In his mind were words the slaves sang, a song he’d never understood, only now he did. The dead are not dead, they sang. They are not under the earth. They are in the rustling trees. They are in the groaning wood. They are in the moaning rocks. The dead are not dead.

The boy had his revenge.

 

Spring

…now I know in part

 

Chapter Twenty-seven

S
LANE SAT UP, HIS WHOLE BODY ALERT
. H
E LIT A CANDLE AND
stared at the flame. He was on the last leg of his journey, near Tamworth, plotting the rising with Sir John. He’d been all over the south of London this last month, talking with Jacobites, ascertaining support, priming them for Jamie. He was exhausted. But he was glad he’d left the intrigue of London and gone to the country, where love for Jamie was still clear and clean in people’s hearts, where without a second thought, women sold family jewelry to give to the cause, and saw their men ready to march to London.

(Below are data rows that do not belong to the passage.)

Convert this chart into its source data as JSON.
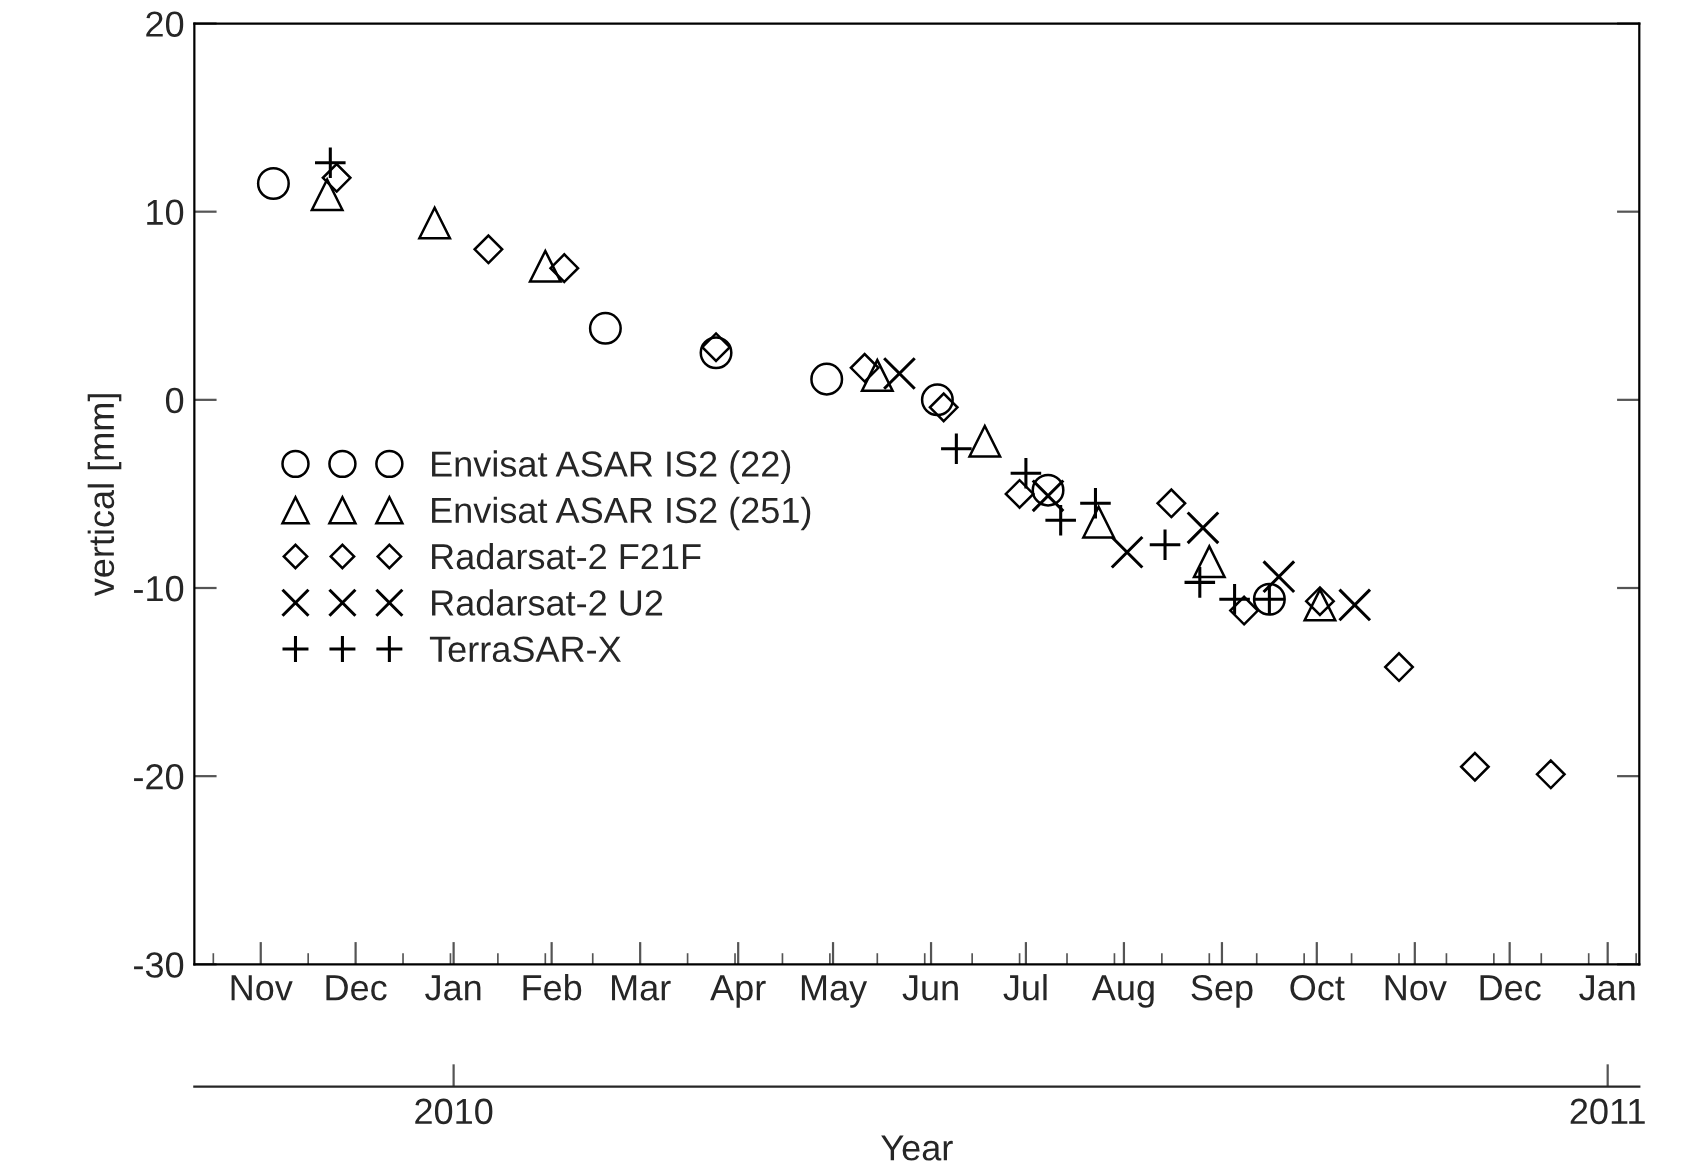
{
  "chart_data": {
    "type": "scatter",
    "ylabel": "vertical [mm]",
    "x2label": "Year",
    "xlim": [
      "2009-10-11",
      "2011-01-11"
    ],
    "xticks": [
      {
        "value": "2009-11-01",
        "label": "Nov"
      },
      {
        "value": "2009-12-01",
        "label": "Dec"
      },
      {
        "value": "2010-01-01",
        "label": "Jan"
      },
      {
        "value": "2010-02-01",
        "label": "Feb"
      },
      {
        "value": "2010-03-01",
        "label": "Mar"
      },
      {
        "value": "2010-04-01",
        "label": "Apr"
      },
      {
        "value": "2010-05-01",
        "label": "May"
      },
      {
        "value": "2010-06-01",
        "label": "Jun"
      },
      {
        "value": "2010-07-01",
        "label": "Jul"
      },
      {
        "value": "2010-08-01",
        "label": "Aug"
      },
      {
        "value": "2010-09-01",
        "label": "Sep"
      },
      {
        "value": "2010-10-01",
        "label": "Oct"
      },
      {
        "value": "2010-11-01",
        "label": "Nov"
      },
      {
        "value": "2010-12-01",
        "label": "Dec"
      },
      {
        "value": "2011-01-01",
        "label": "Jan"
      }
    ],
    "x2lim": [
      "2009-10-11",
      "2011-01-11"
    ],
    "x2ticks": [
      {
        "value": "2010-01-01",
        "label": "2010"
      },
      {
        "value": "2011-01-01",
        "label": "2011"
      }
    ],
    "ylim": [
      -30,
      20
    ],
    "yticks": [
      -30,
      -20,
      -10,
      0,
      10,
      20
    ],
    "grid": false,
    "legend": "left",
    "series": [
      {
        "name": "Envisat ASAR IS2 (22)",
        "color": "#000000",
        "marker": "circle",
        "x": [
          "2009-11-05",
          "2010-02-18",
          "2010-03-25",
          "2010-04-29",
          "2010-06-03",
          "2010-07-08",
          "2010-09-16"
        ],
        "values": [
          11.5,
          3.8,
          2.5,
          1.1,
          0.0,
          -4.8,
          -10.6
        ]
      },
      {
        "name": "Envisat ASAR IS2 (251)",
        "color": "#000000",
        "marker": "triangle",
        "x": [
          "2009-11-22",
          "2009-12-26",
          "2010-01-30",
          "2010-05-15",
          "2010-06-18",
          "2010-07-24",
          "2010-08-28",
          "2010-10-02"
        ],
        "values": [
          10.9,
          9.4,
          7.1,
          1.3,
          -2.2,
          -6.5,
          -8.6,
          -10.9
        ]
      },
      {
        "name": "Radarsat-2 F21F",
        "color": "#000000",
        "marker": "diamond",
        "x": [
          "2009-11-25",
          "2010-01-12",
          "2010-02-05",
          "2010-03-25",
          "2010-05-11",
          "2010-06-05",
          "2010-06-29",
          "2010-08-16",
          "2010-09-08",
          "2010-10-02",
          "2010-10-27",
          "2010-11-20",
          "2010-12-14"
        ],
        "values": [
          11.8,
          8.0,
          7.0,
          2.8,
          1.7,
          -0.4,
          -5.0,
          -5.5,
          -11.2,
          -10.7,
          -14.2,
          -19.5,
          -19.9
        ]
      },
      {
        "name": "Radarsat-2 U2",
        "color": "#000000",
        "marker": "cross",
        "x": [
          "2010-05-22",
          "2010-07-08",
          "2010-08-02",
          "2010-08-26",
          "2010-09-19",
          "2010-10-13"
        ],
        "values": [
          1.4,
          -5.1,
          -8.1,
          -6.8,
          -9.4,
          -10.9
        ]
      },
      {
        "name": "TerraSAR-X",
        "color": "#000000",
        "marker": "plus",
        "x": [
          "2009-11-23",
          "2010-06-09",
          "2010-07-01",
          "2010-07-12",
          "2010-07-23",
          "2010-08-14",
          "2010-08-25",
          "2010-09-05",
          "2010-09-16"
        ],
        "values": [
          12.6,
          -2.6,
          -3.9,
          -6.4,
          -5.5,
          -7.7,
          -9.7,
          -10.6,
          -10.6
        ]
      }
    ]
  }
}
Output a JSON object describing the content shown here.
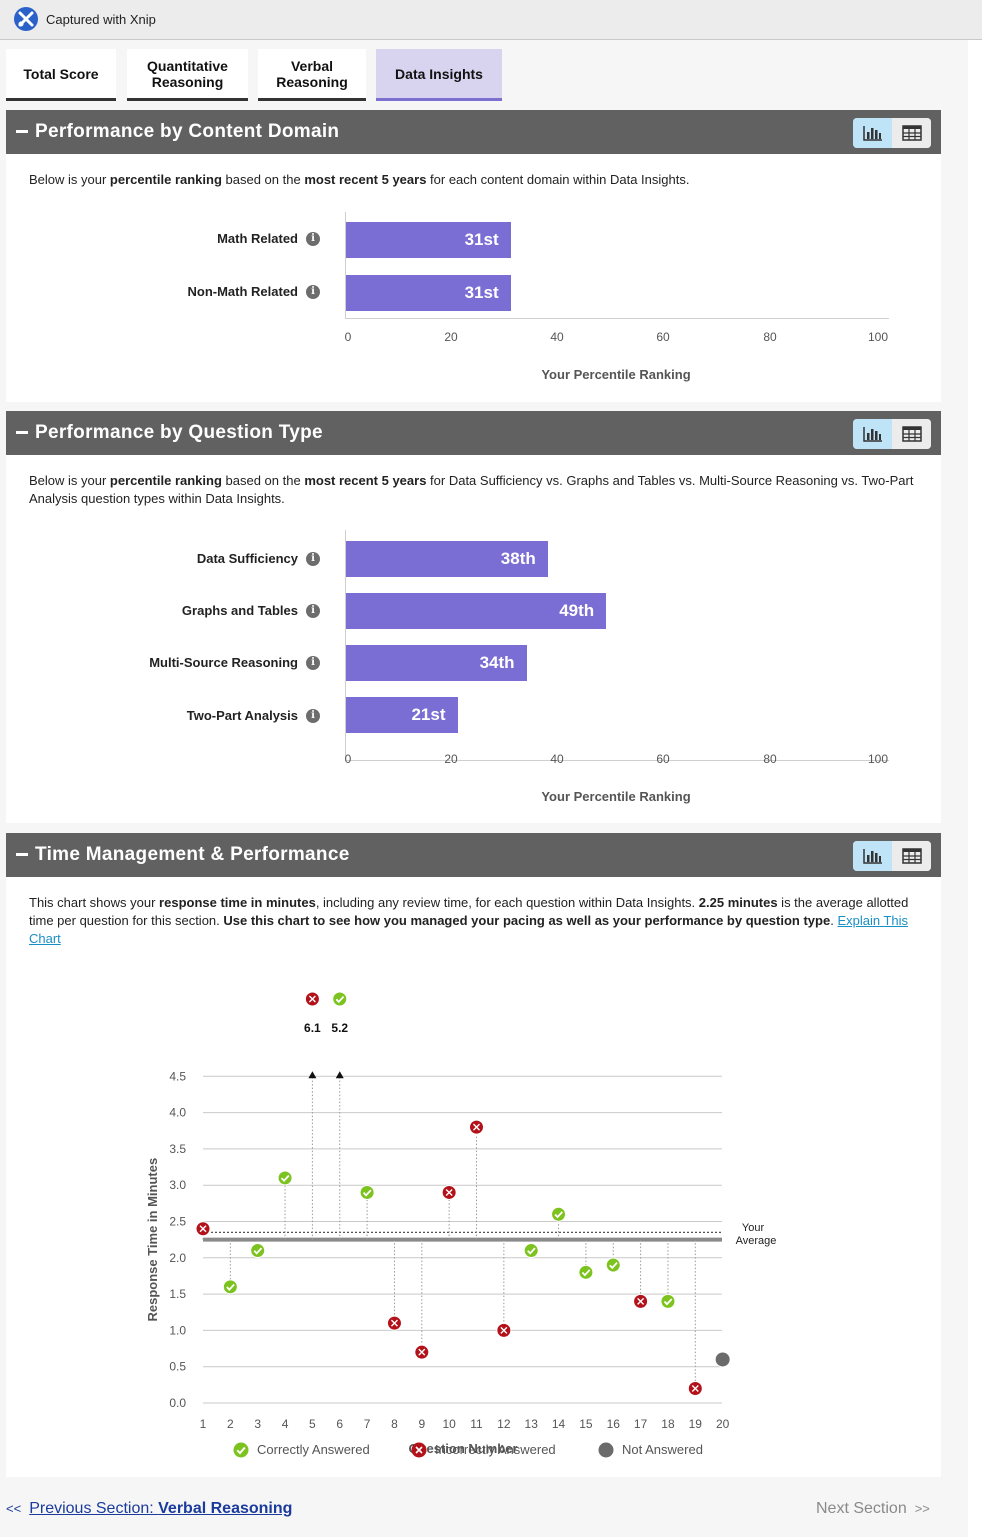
{
  "titlebar": {
    "text": "Captured with Xnip",
    "icon": "xnip-logo-icon"
  },
  "tabs": [
    {
      "label": "Total Score",
      "active": false
    },
    {
      "label": "Quantitative Reasoning",
      "active": false
    },
    {
      "label": "Verbal Reasoning",
      "active": false
    },
    {
      "label": "Data Insights",
      "active": true
    }
  ],
  "content_domain": {
    "title": "Performance by Content Domain",
    "desc": {
      "p1": "Below is your ",
      "b1": "percentile ranking",
      "p2": " based on the ",
      "b2": "most recent 5 years",
      "p3": " for each content domain within Data Insights."
    },
    "rows": [
      {
        "label": "Math Related",
        "value": 31,
        "value_label": "31st"
      },
      {
        "label": "Non-Math Related",
        "value": 31,
        "value_label": "31st"
      }
    ],
    "ticks": [
      "0",
      "20",
      "40",
      "60",
      "80",
      "100"
    ],
    "axis_title": "Your Percentile Ranking"
  },
  "question_type": {
    "title": "Performance by Question Type",
    "desc": {
      "p1": "Below is your ",
      "b1": "percentile ranking",
      "p2": " based on the ",
      "b2": "most recent 5 years",
      "p3": " for Data Sufficiency vs. Graphs and Tables vs. Multi-Source Reasoning vs. Two-Part Analysis question types within Data Insights."
    },
    "rows": [
      {
        "label": "Data Sufficiency",
        "value": 38,
        "value_label": "38th"
      },
      {
        "label": "Graphs and Tables",
        "value": 49,
        "value_label": "49th"
      },
      {
        "label": "Multi-Source Reasoning",
        "value": 34,
        "value_label": "34th"
      },
      {
        "label": "Two-Part Analysis",
        "value": 21,
        "value_label": "21st"
      }
    ],
    "ticks": [
      "0",
      "20",
      "40",
      "60",
      "80",
      "100"
    ],
    "axis_title": "Your Percentile Ranking"
  },
  "time_mgmt": {
    "title": "Time Management & Performance",
    "desc": {
      "p1": "This chart shows your ",
      "b1": "response time in minutes",
      "p2": ", including any review time, for each question within Data Insights. ",
      "b2": "2.25 minutes",
      "p3": " is the average allotted time per question for this section. ",
      "b3": "Use this chart to see how you managed your pacing as well as your performance by question type",
      "p4": ". ",
      "link": "Explain This Chart"
    },
    "legend": {
      "correct": "Correctly Answered",
      "incorrect": "Incorrectly Answered",
      "not_answered": "Not Answered"
    }
  },
  "chart_data": {
    "type": "scatter",
    "title": "",
    "xlabel": "Question Number",
    "ylabel": "Response Time in Minutes",
    "xlim": [
      1,
      20
    ],
    "ylim": [
      0,
      4.5
    ],
    "yticks": [
      "0.0",
      "0.5",
      "1.0",
      "1.5",
      "2.0",
      "2.5",
      "3.0",
      "3.5",
      "4.0",
      "4.5"
    ],
    "xticks": [
      "1",
      "2",
      "3",
      "4",
      "5",
      "6",
      "7",
      "8",
      "9",
      "10",
      "11",
      "12",
      "13",
      "14",
      "15",
      "16",
      "17",
      "18",
      "19",
      "20"
    ],
    "allotted_time": 2.25,
    "your_average": 2.35,
    "average_label_line1": "Your",
    "average_label_line2": "Average",
    "points": [
      {
        "q": 1,
        "time": 2.4,
        "status": "incorrect"
      },
      {
        "q": 2,
        "time": 1.6,
        "status": "correct"
      },
      {
        "q": 3,
        "time": 2.1,
        "status": "correct"
      },
      {
        "q": 4,
        "time": 3.1,
        "status": "correct"
      },
      {
        "q": 5,
        "time": 6.1,
        "status": "incorrect",
        "label": "6.1"
      },
      {
        "q": 6,
        "time": 5.2,
        "status": "correct",
        "label": "5.2"
      },
      {
        "q": 7,
        "time": 2.9,
        "status": "correct"
      },
      {
        "q": 8,
        "time": 1.1,
        "status": "incorrect"
      },
      {
        "q": 9,
        "time": 0.7,
        "status": "incorrect"
      },
      {
        "q": 10,
        "time": 2.9,
        "status": "incorrect"
      },
      {
        "q": 11,
        "time": 3.8,
        "status": "incorrect"
      },
      {
        "q": 12,
        "time": 1.0,
        "status": "incorrect"
      },
      {
        "q": 13,
        "time": 2.1,
        "status": "correct"
      },
      {
        "q": 14,
        "time": 2.6,
        "status": "correct"
      },
      {
        "q": 15,
        "time": 1.8,
        "status": "correct"
      },
      {
        "q": 16,
        "time": 1.9,
        "status": "correct"
      },
      {
        "q": 17,
        "time": 1.4,
        "status": "incorrect"
      },
      {
        "q": 18,
        "time": 1.4,
        "status": "correct"
      },
      {
        "q": 19,
        "time": 0.2,
        "status": "incorrect"
      },
      {
        "q": 20,
        "time": 0.6,
        "status": "not_answered"
      }
    ]
  },
  "colors": {
    "bar": "#7a6ed4",
    "correct": "#7cc31f",
    "incorrect": "#b3121b",
    "not_answered": "#6b6b6b",
    "header": "#616161"
  },
  "footer": {
    "prev_prefix": "Previous Section: ",
    "prev_section": "Verbal Reasoning",
    "next_label": "Next Section"
  }
}
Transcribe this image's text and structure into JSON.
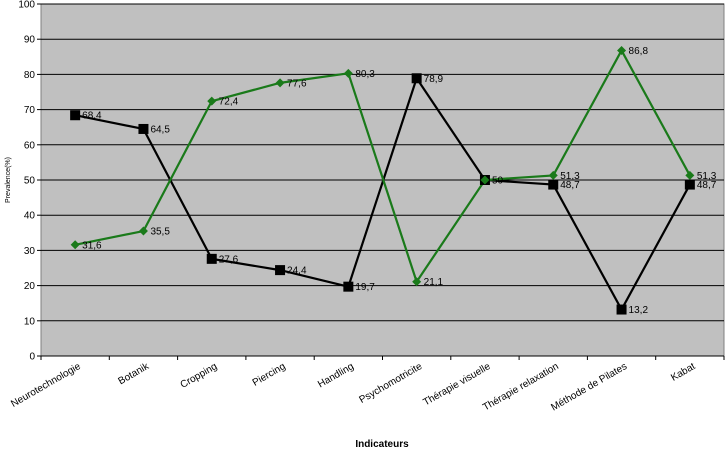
{
  "chart_data": {
    "type": "line",
    "xlabel": "Indicateurs",
    "ylabel": "Prevalence(%)",
    "ylim": [
      0,
      100
    ],
    "yticks": [
      0,
      10,
      20,
      30,
      40,
      50,
      60,
      70,
      80,
      90,
      100
    ],
    "grid": true,
    "categories": [
      "Neurotechnologie",
      "Botanik",
      "Cropping",
      "Piercing",
      "Handling",
      "Psychomotricite",
      "Thérapie visuelle",
      "Thérapie relaxation",
      "Méthode de Pilates",
      "Kabat"
    ],
    "series": [
      {
        "marker": "square",
        "color": "#000000",
        "values": [
          68.4,
          64.5,
          27.6,
          24.4,
          19.7,
          78.9,
          50,
          48.7,
          13.2,
          48.7
        ],
        "labels": [
          "68,4",
          "64,5",
          "27,6",
          "24,4",
          "19,7",
          "78,9",
          "50",
          "48,7",
          "13,2",
          "48,7"
        ]
      },
      {
        "marker": "diamond",
        "color": "#1a7a1a",
        "values": [
          31.6,
          35.5,
          72.4,
          77.6,
          80.3,
          21.1,
          50,
          51.3,
          86.8,
          51.3
        ],
        "labels": [
          "31,6",
          "35,5",
          "72,4",
          "77,6",
          "80,3",
          "21,1",
          "",
          "51,3",
          "86,8",
          "51,3"
        ]
      }
    ]
  }
}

Something was wrong. What was the time? Not dawn for several hours. He tried to slow his breathing, so that his mind would be clear. Was Rochester ill? Dead? Was it Jamie? What made the flesh on his arms tingle this way?

He pulled the blanket from the bed, sat down at the chair by the window, and stared out, closing his eyes, willing his mind to quiet.

It was a false quiet. Before light had done more than etch the horizon, he was in the stable, saddling his horse, coins left in his chamber for the innkeeper. The day was misty and cold, and the March sleet yesterday had turned to ice in places. There was a saying here: “March damp and warm doth the farmer much harm.” What about March damp and cold? His horse picked its way through the muddy, churned paths, pulling its hooves out at every step, and Slane pulled his collar up, flattened his hat down. Italy was in his mind—the thought of the sun shining down on a bay dotted with fishing vessels, himself swimming in water that was warm and tasted of salt.